Selon le président « La première journée a été marquée par la sensibilisation. Nous avons sensibilisé 900 personnes sur les dangers dus au paludisme. Et la deuxième phase du projet constitue à la remise des kits sanitaires. Ces kits sanitaires sont destinés aux enfants de 0 à 5 ans et aux femmes enceintes » a-t-il martelé.

Par ailleurs, M. Dem a fait savoir qu’à travers leurs échanges avec les structures sanitaires du pays. Qu’ils ont su que les gens, à faute de moyens partent pas dans ces structures pour se consulter. Il a également fait savoir que les femmes et enfants de 0 à 5 ans sont les plus touché par ce fléau. Raison pour laquelle ils ont jugé nécessaire d’organiser des consultations gratuites durant toute la journée. Il a précisé que « il y’a deux consultations diabète pour les personnes âgées, la consultation paludisme pour les enfants et les femmes enceintes. En plus des consultations nous avons des antibiotiques conseillés par les médecins qui seront donnés en fonction des maladies.
En ce qui concerne les kits, le facilitateur et formateur de coach de renommée internationale a fait savoir qu’en plus des fonds propres, l’ADAH a été épaulé par des partenaires de structures privées et publiques. M. Dem a affirmé, en guise de précision, que « l’Alliance distribution nous a fourni des cotons hygiéniques et serviettes pour les femmes, Standard Diagnostic nous a fourni des tests de glycémie et les tests de paludisme et le Ministère de l’Environnement, l’Assainissement et du Développement Durable et le coordinateur du projet PRAAPS nous a appuyé financièrement ».
Cependant, il a montré qu’ils ont été confronté un problème d’informelle. C’est-à-dire que certains de partenaires démarchés non pas eu confiance en eux à cause du retard d’obtention des documents administratifs. Son souhait est d’obtenir ces documents très bientôt. Il a appelé la jeunesse a emboité ses pas qui vise à développer leur communauté qui est confronté à des problèmes d’infrastructures, d’eaux à l’image des femmes qui se lèvent à 5h du matin pour avoir trouvé de l’eau potable, etc.
L’une des bénéficière de kits s’est montré heureuse de la tenus de ce projet qui leur a permis de non seulement de se faire consulter par un spécialiste, d’être sensibiliser sur ce fléau mais aussi d’avoir des équipements de préventions et médicaments. D’après ses dits, ce phénomène est dû en grande partie à la pauvreté.

Selon M. Simaga Manan, Médecin chargé de la reproduction à du CSCOM Doumanzana, le paludisme, normalement à l’heure où nous sommes, ne doit pas tuer les gens à cause du système efficace de prévention. Il a précisé que « il y’a un moyen de prévention actuellement qui est de dormir sous les moustiquaires et réduire l’insalubrité. L’une des complications tardives du paludisme est l’épilepsie. Pour lui, même si on les traite, après les séquelles c’est l’épilepsie. Il faut éviter parce que ça entrave le bon développement de toute une population ».
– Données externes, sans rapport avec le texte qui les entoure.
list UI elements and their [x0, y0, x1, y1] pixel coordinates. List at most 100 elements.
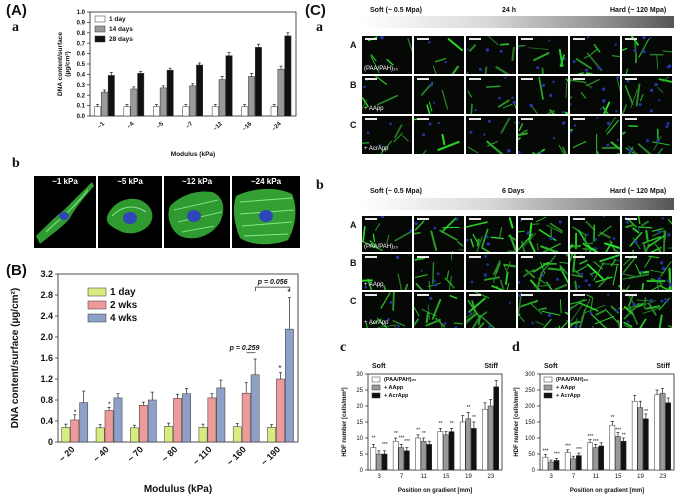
scale-bar: [625, 294, 637, 296]
annotation-p259: p = 0.259: [229, 345, 260, 352]
cell-mark: [632, 227, 640, 234]
cell-mark: [439, 318, 443, 328]
nucleus-mark: [420, 269, 423, 272]
y-tick-label: 0: [532, 468, 536, 474]
y-tick-label: 100: [525, 436, 536, 442]
nucleus-mark: [518, 46, 520, 50]
subpanel-letter-C-a: a: [316, 20, 323, 35]
cell-mark: [503, 263, 516, 268]
cell-mark: [467, 90, 472, 98]
cell-mark: [562, 146, 567, 154]
cell-mark: [617, 319, 620, 328]
cells-drawing: [470, 255, 516, 290]
nucleus-mark: [656, 139, 660, 143]
cell-mark: [542, 318, 552, 328]
cell-mark: [472, 233, 479, 244]
nucleus-mark: [589, 311, 593, 315]
scale-bar: [365, 256, 377, 258]
nucleus-mark: [483, 133, 486, 136]
chart-B: 0 0.4 0.8 1.2 1.6 2.0 2.4 2.8 3.2 ~ 20 ~ 40 ~ 70 ~ 8…: [10, 269, 299, 494]
nucleus-mark: [561, 121, 566, 125]
nucleus-mark: [637, 228, 640, 231]
cell-mark: [611, 55, 620, 58]
legend-label-0: 1 day: [110, 287, 136, 298]
nucleus-mark: [518, 280, 521, 284]
bar-0-4: [459, 421, 466, 471]
cell-mark: [468, 44, 477, 52]
cell-mark: [495, 262, 501, 274]
micrograph-B-6: [622, 254, 672, 290]
cell-mark: [628, 295, 634, 307]
cell-mark: [588, 247, 594, 252]
cell-mark: [594, 316, 615, 325]
cells-drawing: [570, 293, 620, 328]
cell-mark: [468, 297, 486, 313]
cells-drawing: [466, 36, 515, 74]
cell-mark: [458, 249, 464, 251]
row-tag-B: + AApp: [364, 106, 384, 112]
nucleus-mark: [580, 273, 584, 277]
micrograph-B-5: [570, 76, 620, 114]
nucleus-mark: [437, 121, 440, 125]
cell-mark: [559, 54, 566, 67]
cell-mark: [559, 261, 568, 264]
x-tick-label: ~ 110: [191, 444, 214, 467]
cells-drawing: [518, 121, 567, 154]
nucleus-mark: [511, 96, 514, 99]
nucleus-mark: [428, 41, 431, 44]
cell-mark: [623, 255, 637, 273]
cell-mark: [658, 314, 663, 328]
cells-drawing: [518, 39, 567, 74]
cell-mark: [428, 281, 431, 290]
nucleus-mark: [573, 124, 577, 127]
x-tick-label: 11: [593, 474, 600, 480]
nucleus-mark: [558, 220, 562, 224]
cell-mark: [575, 317, 578, 328]
cell-mark: [585, 220, 595, 231]
significance-mark: ***: [382, 442, 388, 448]
cells-drawing: [572, 36, 620, 74]
cell-mark: [521, 301, 538, 306]
cell-mark: [415, 283, 424, 290]
cell-mark: [383, 285, 387, 290]
bar-0-3: [182, 106, 190, 117]
cell-mark: [564, 111, 568, 114]
bar-2-4: [643, 418, 649, 471]
legend-swatch-1: [371, 384, 381, 391]
cells-drawing: [529, 76, 568, 114]
row-tag-B: + AApp: [364, 282, 384, 288]
cell-mark: [466, 313, 478, 322]
top-label-stiff: Stiff: [656, 363, 670, 370]
cell-mark: [648, 302, 657, 316]
cell-mark: [597, 225, 612, 237]
y-tick-label: 250: [525, 388, 536, 394]
micrograph-B-4: [518, 76, 568, 114]
cell-mark: [479, 314, 496, 328]
bar-0-0: [370, 447, 377, 471]
significance-mark: **: [611, 415, 615, 421]
cell-mark: [546, 224, 563, 234]
nucleus-mark: [606, 121, 611, 126]
nucleus-mark: [649, 298, 653, 302]
legend-label-2: + AcrApp: [384, 393, 409, 399]
y-tick-label: 0.6: [77, 52, 86, 58]
bar-1-1: [398, 447, 405, 471]
cell-mark: [602, 101, 611, 114]
nucleus-mark: [547, 313, 552, 317]
bar-2-1: [113, 397, 123, 443]
cell-mark: [622, 273, 638, 278]
nucleus-mark: [645, 139, 650, 143]
cell-mark: [370, 56, 380, 73]
nucleus-mark: [552, 137, 556, 140]
micrograph-A-4: [518, 216, 568, 252]
y-tick-label: 2.0: [40, 332, 53, 342]
legend-label-2: 4 wks: [110, 313, 138, 324]
annotation-star-1: *: [287, 288, 290, 297]
cell-mark: [414, 274, 428, 278]
cells-drawing: [362, 122, 409, 154]
nucleus-mark: [601, 87, 606, 91]
x-tick-label: ~24: [271, 121, 283, 133]
y-axis-label: HDF number [cells/mm²]: [513, 387, 520, 456]
x-tick-label: ~5: [156, 121, 166, 131]
cell-mark: [559, 299, 562, 314]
En outres, sa directrice Technique a apprécié ce geste, la période et demande aux jeunes et associations dudit quartier et d’ailleurs d’emboiter ce pas pour réduire le taux du paludisme voir éradiquer cette maladie qui fait des ravages chaque année.
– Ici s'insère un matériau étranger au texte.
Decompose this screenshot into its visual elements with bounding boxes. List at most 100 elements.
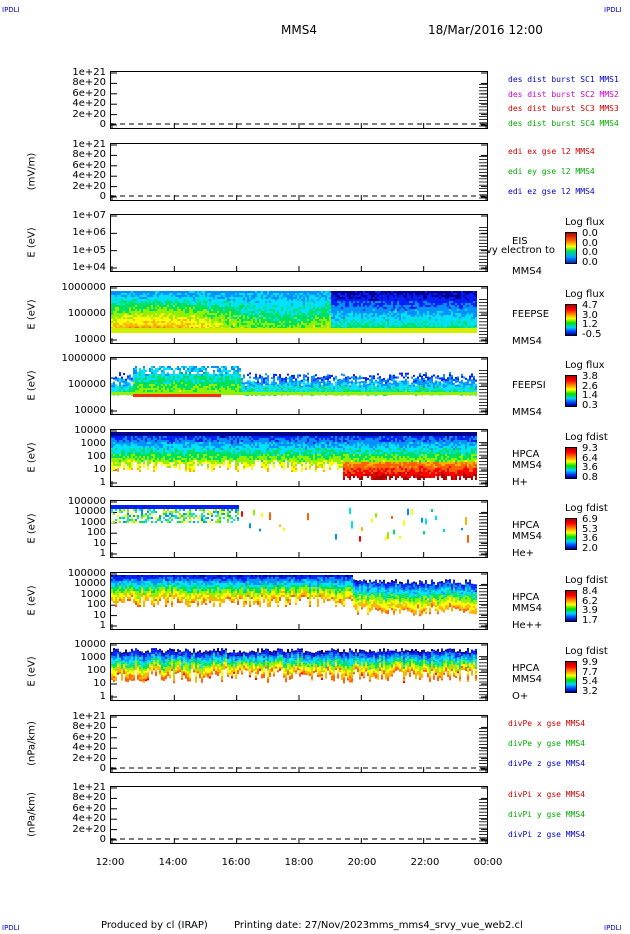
spec-cell bbox=[305, 321, 307, 323]
spec-cell bbox=[295, 321, 297, 323]
spec-cell-band bbox=[131, 328, 133, 333]
spec-cell bbox=[221, 295, 223, 297]
spec-cell bbox=[157, 293, 159, 295]
spec-cell bbox=[351, 321, 353, 323]
spec-cell bbox=[329, 295, 331, 297]
spec-cell bbox=[279, 388, 281, 391]
spec-cell bbox=[333, 301, 335, 303]
spec-cell bbox=[345, 315, 347, 317]
spec-cell bbox=[337, 303, 339, 305]
spec-cell bbox=[217, 321, 219, 323]
spec-cell bbox=[285, 309, 287, 311]
spec-cell bbox=[169, 323, 171, 325]
spec-cell bbox=[247, 293, 249, 295]
spec-cell bbox=[305, 295, 307, 297]
spec-cell bbox=[343, 309, 345, 311]
spec-cell bbox=[237, 311, 239, 313]
spec-cell bbox=[451, 305, 453, 307]
spec-cell bbox=[153, 307, 155, 309]
spec-cell bbox=[235, 293, 237, 295]
spec-cell bbox=[219, 384, 221, 386]
spec-cell bbox=[349, 311, 351, 313]
spec-cell bbox=[419, 319, 421, 321]
spec-cell-band bbox=[207, 328, 209, 333]
spec-cell bbox=[343, 321, 345, 323]
spec-cell bbox=[213, 297, 215, 299]
spec-cell bbox=[325, 313, 327, 315]
spec-cell-band bbox=[199, 392, 201, 395]
spec-cell bbox=[347, 309, 349, 311]
spec-cell bbox=[353, 325, 355, 327]
spec-cell bbox=[403, 297, 405, 299]
spec-cell bbox=[381, 303, 383, 305]
spec-cell bbox=[165, 291, 167, 293]
spec-cell bbox=[431, 301, 433, 303]
spec-cell bbox=[129, 295, 131, 297]
spec-cell bbox=[447, 323, 449, 325]
spec-cell bbox=[183, 323, 185, 325]
spec-cell bbox=[225, 321, 227, 323]
spec-cell bbox=[147, 309, 149, 311]
spec-cell bbox=[251, 301, 253, 303]
spec-cell-band bbox=[119, 328, 121, 333]
spec-cell bbox=[349, 303, 351, 305]
spec-cell bbox=[223, 388, 225, 390]
spec-cell bbox=[253, 297, 255, 299]
spec-cell bbox=[211, 380, 213, 382]
spec-cell bbox=[445, 303, 447, 305]
spec-cell bbox=[241, 301, 243, 303]
spec-cell bbox=[153, 380, 155, 382]
spec-cell bbox=[187, 311, 189, 313]
spec-cell bbox=[189, 317, 191, 319]
spec-cell bbox=[177, 313, 179, 315]
spec-cell bbox=[403, 319, 405, 321]
spec-cell bbox=[225, 323, 227, 325]
spec-cell bbox=[319, 291, 321, 293]
spec-cell bbox=[201, 293, 203, 295]
spec-cell bbox=[355, 321, 357, 323]
spec-cell bbox=[189, 386, 191, 388]
spec-cell bbox=[159, 317, 161, 319]
spec-cell bbox=[151, 378, 153, 380]
spec-cell-band bbox=[275, 328, 277, 333]
spec-cell bbox=[263, 323, 265, 325]
spec-cell bbox=[195, 384, 197, 386]
spec-cell bbox=[267, 313, 269, 315]
spec-cell bbox=[445, 295, 447, 297]
spec-cell bbox=[295, 313, 297, 315]
spec-cell bbox=[251, 291, 253, 293]
spec-cell bbox=[325, 291, 327, 293]
spec-cell bbox=[343, 313, 345, 315]
spec-cell bbox=[307, 305, 309, 307]
spec-cell bbox=[361, 303, 363, 305]
spec-cell bbox=[407, 323, 409, 325]
spec-cell-band bbox=[347, 328, 349, 333]
spec-cell bbox=[193, 293, 195, 295]
spec-cell bbox=[271, 311, 273, 313]
spec-cell bbox=[281, 311, 283, 313]
spec-cell bbox=[217, 295, 219, 297]
spec-cell bbox=[193, 382, 195, 384]
spec-cell bbox=[297, 291, 299, 293]
spec-cell bbox=[461, 319, 463, 321]
spec-cell bbox=[161, 380, 163, 382]
spec-cell-band bbox=[413, 328, 415, 333]
spec-cell bbox=[361, 325, 363, 327]
spec-cell bbox=[369, 309, 371, 311]
spec-cell bbox=[267, 311, 269, 313]
spec-cell bbox=[207, 366, 209, 368]
spec-cell bbox=[147, 299, 149, 301]
spec-cell bbox=[331, 325, 333, 327]
spec-cell bbox=[367, 321, 369, 323]
spec-cell bbox=[207, 323, 209, 325]
spec-cell bbox=[223, 305, 225, 307]
spec-cell bbox=[147, 301, 149, 303]
spec-cell bbox=[225, 382, 227, 384]
spec-cell bbox=[341, 293, 343, 295]
spec-cell bbox=[391, 319, 393, 321]
spec-cell bbox=[349, 299, 351, 301]
spec-cell bbox=[121, 317, 123, 319]
spec-cell bbox=[223, 376, 225, 378]
spec-cell bbox=[191, 295, 193, 297]
spec-cell bbox=[409, 297, 411, 299]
De son côté, le représentant du l’Alliance Distribution Bassaro Sanogo a affirmé que ce projet est une très bonne l’initiative. Car le projet, tout en appuyant l’Etat, assure une assistance non seulement sanitaire mais aussi éducative et de développement à la communauté. Il est l’un des meilleurs car il s’engage à faire face à la mère de maladie.